Untuk menghindarkan umat dari kekeliruan para ulama berusaha
menerangkan mana yang hak mana yang batil. Maka segala qira’at yang dapat
disesuaikan dengan bahasa arab dan dapat disesuaikan dengan salah satu mushaf
Usmani serta sah pula sanadnya dipandang qira’at yang bebas masuk kedalam
qira’at tujuh, maupun diterimanya dari imam yang sepuluh ataupun dari yang lain.
Meskipun mushaf Utsmani tetap dianggap sebagai satu-satunya mushaf yang
dijadikan pegangan bagi umat Islam diseluruh dunia dalam pembacaan Al-Qur’an,
namun demikian masih terdapat juga perbedaan dalam pembacaan.

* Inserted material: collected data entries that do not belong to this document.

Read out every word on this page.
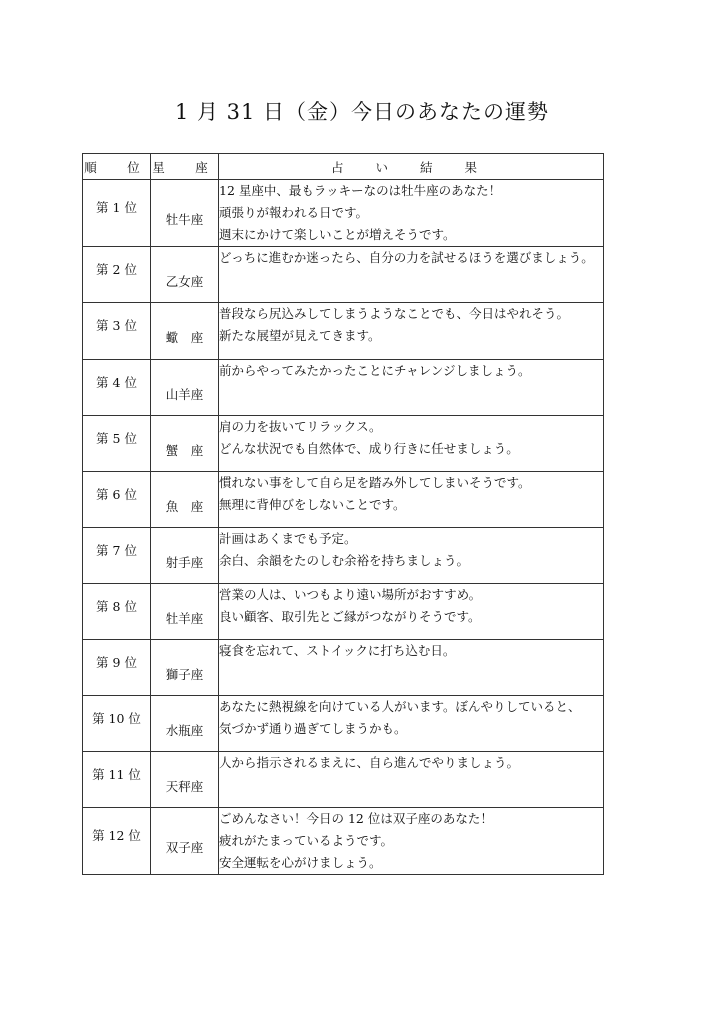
1 月 31 日（金）今日のあなたの運勢
順　位	星　座	占 い 結 果
第 1 位	牡牛座	12 星座中、最もラッキーなのは牡牛座のあなた！
頑張りが報われる日です。
週末にかけて楽しいことが増えそうです。

第 2 位	乙女座	どっちに進むか迷ったら、自分の力を試せるほうを選びましょう。

第 3 位	蠍　座	普段なら尻込みしてしまうようなことでも、今日はやれそう。
新たな展望が見えてきます。

第 4 位	山羊座	前からやってみたかったことにチャレンジしましょう。

第 5 位	蟹　座	肩の力を抜いてリラックス。
どんな状況でも自然体で、成り行きに任せましょう。

第 6 位	魚　座	慣れない事をして自ら足を踏み外してしまいそうです。
無理に背伸びをしないことです。

第 7 位	射手座	計画はあくまでも予定。
余白、余韻をたのしむ余裕を持ちましょう。

第 8 位	牡羊座	営業の人は、いつもより遠い場所がおすすめ。
良い顧客、取引先とご縁がつながりそうです。

第 9 位	獅子座	寝食を忘れて、ストイックに打ち込む日。

第 10 位	水瓶座	あなたに熱視線を向けている人がいます。ぼんやりしていると、
気づかず通り過ぎてしまうかも。

第 11 位	天秤座	人から指示されるまえに、自ら進んでやりましょう。

第 12 位	双子座	ごめんなさい！今日の 12 位は双子座のあなた！
疲れがたまっているようです。
安全運転を心がけましょう。
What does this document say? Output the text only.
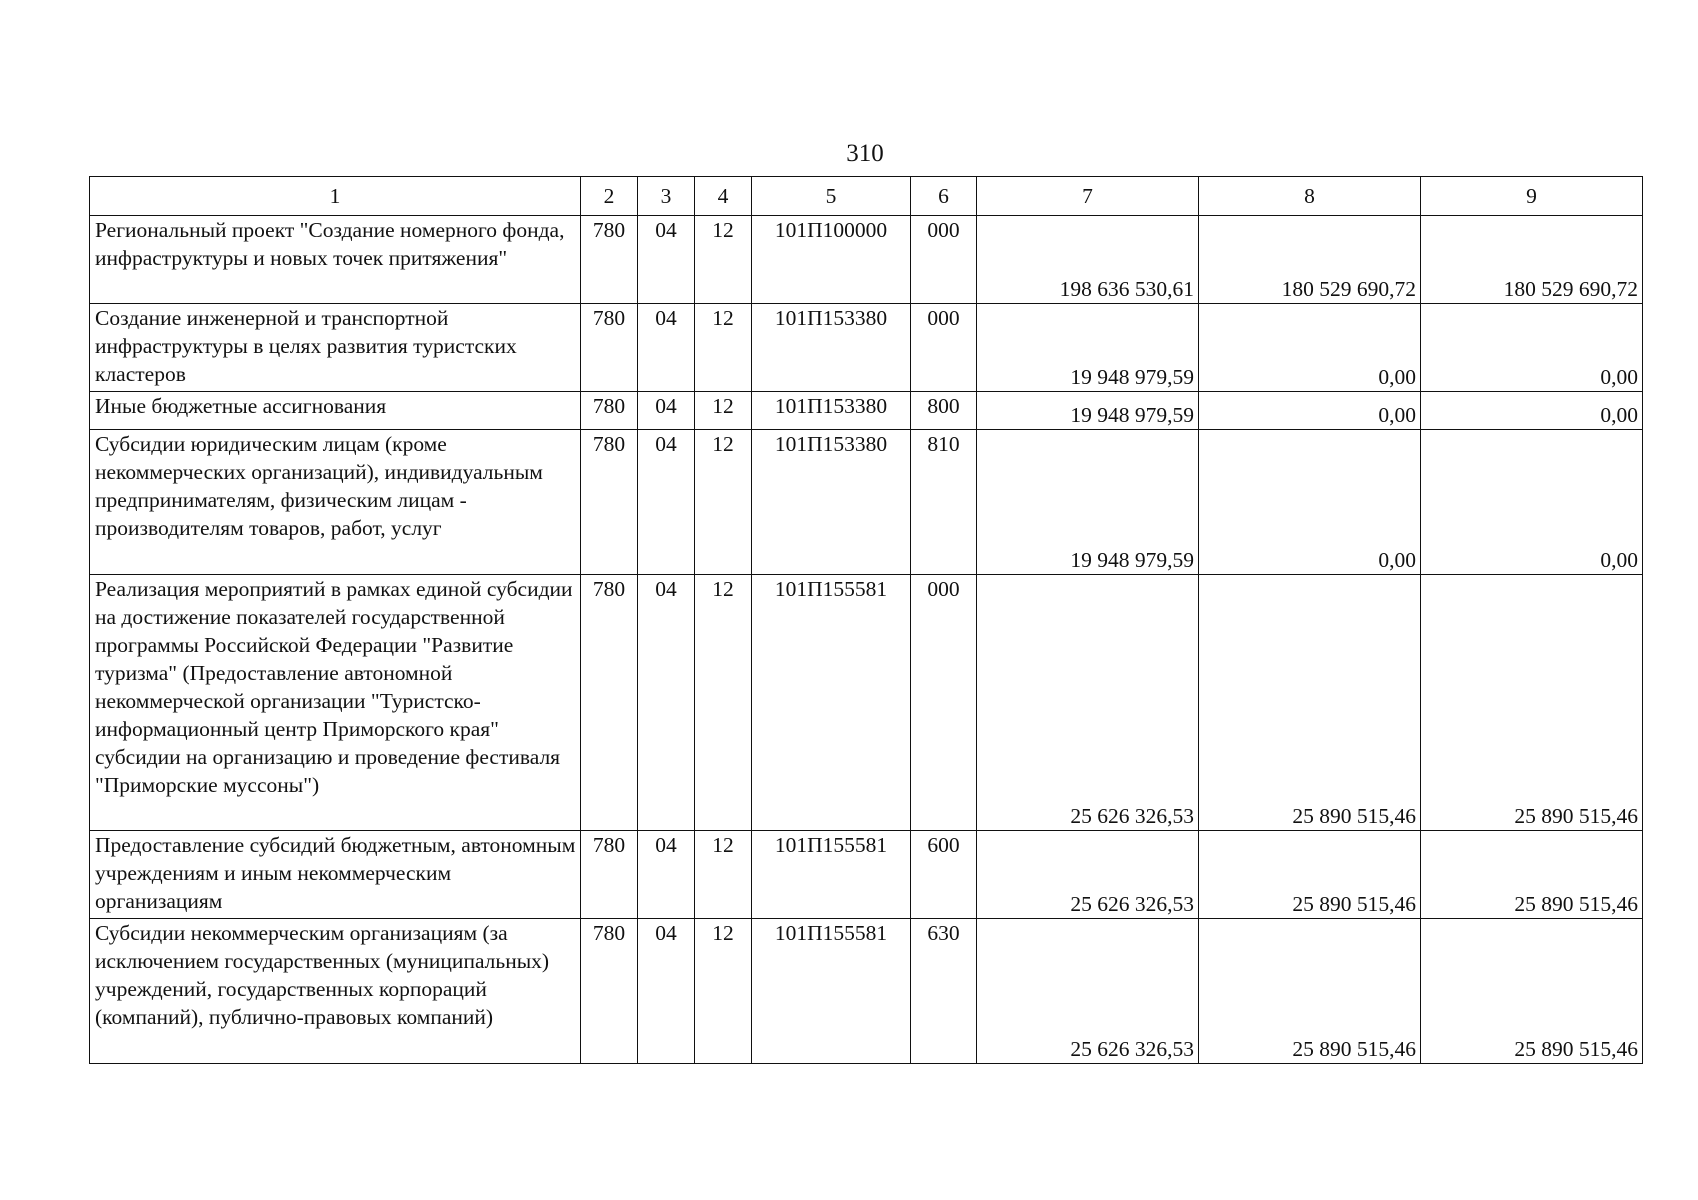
310
1	2	3	4	5	6	7	8	9
Региональный проект "Создание номерного фонда, инфраструктуры и новых точек притяжения"	780	04	12	101П100000	000	198 636 530,61	180 529 690,72	180 529 690,72
Создание инженерной и транспортной инфраструктуры в целях развития туристских кластеров	780	04	12	101П153380	000	19 948 979,59	0,00	0,00
Иные бюджетные ассигнования	780	04	12	101П153380	800	19 948 979,59	0,00	0,00
Субсидии юридическим лицам (кроме некоммерческих организаций), индивидуальным предпринимателям, физическим лицам - производителям товаров, работ, услуг	780	04	12	101П153380	810	19 948 979,59	0,00	0,00
Реализация мероприятий в рамках единой субсидии на достижение показателей государственной программы Российской Федерации "Развитие туризма" (Предоставление автономной некоммерческой организации "Туристско-информационный центр Приморского края" субсидии на организацию и проведение фестиваля "Приморские муссоны")	780	04	12	101П155581	000	25 626 326,53	25 890 515,46	25 890 515,46
Предоставление субсидий бюджетным, автономным учреждениям и иным некоммерческим организациям	780	04	12	101П155581	600	25 626 326,53	25 890 515,46	25 890 515,46
Субсидии некоммерческим организациям (за исключением государственных (муниципальных) учреждений, государственных корпораций (компаний), публично-правовых компаний)	780	04	12	101П155581	630	25 626 326,53	25 890 515,46	25 890 515,46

Hal ini
disebabkan penulisan Al-Qur’an itu sendiri pada waktu itu belum mengenal adanya
tanda-tanda titik pada huruf-huruf yang hampir sama dan belum ada baris harakat.
Sebagaimana yang telah dijelaskan bahwa keberadaan mushaf ‘ustmani yang
tidak berharakat dan bertitik ternyata masih membuka peluang untuk membacanya
dengan berbagai qira’at. Hal itu di buktikan dengan masih terdapatnya keragaman
cara membaca Al-Qur’an.
Dengan demikian hubungan rasmul Qur’an dengan Qira’at sangat erat.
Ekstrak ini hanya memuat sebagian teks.